Within COPD, development of reliable measures for capturing treatment benefit is challenging. Utilizing reliable and valid PRO measures is crucial, and both the EMA and FDA provide guidances to assist with selection of these endpoints in COPD. This study aims to compare EMA and FDA recommendations on COPD PRO measures. Searches were performed for EMA and FDA guidances on COPD published between 2009 and 2019. Data from guidances were extracted and compared. EMA guidance recommends disease-specific PRO measures to characterize treatment response.
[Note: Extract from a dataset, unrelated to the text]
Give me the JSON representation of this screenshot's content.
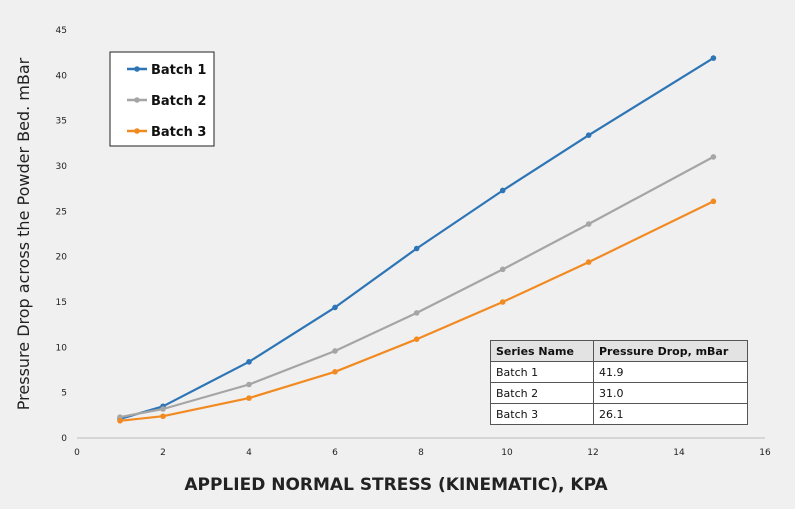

While, it is nonspecific when recommending measures, there are references to the Chronic Respiratory Questionnaire and the St. George’s Respiratory Questionnaire (SGRQ) as measures that are sensitive to change and potentially suited to measure treatment effects. The EMA guidance mentions additional PRO measures: the COPD Assessment Test; COPD symptom scales; general questionnaires; and diary cards to capture unreported, mild exacerbations. Conversely, the FDA has a SGRQ-specific guidance, recommending its use in interventional clinical trials. Responder analysis is the preferred primary method for reporting SGRQ results, frequent measurements using the SGRQ tool are important, and the SGRQ can be implemented as a co-primary or secondary endpoint to support efficacy statements. Two other guidances released by the FDA – one for an instrument Evaluating Respiratory Symptoms in COPD, pointing to its use in stable COPD patients but stating that additional research is needed, and another guidance on drug development for COPD patients with acute bacterial exacerbations of chronic bronchitis, calling out the Exacerbation of Chronic Pulmonary Disease Tool as an acceptable electronically administered PRO measure. There is a need to utilize validated PRO measurement tools in COPD, since there is variation between regulatory guidances on proper utilization of such measures. Additional research is needed to interpret PRO measurement changes as clinically meaningful efficacy statements.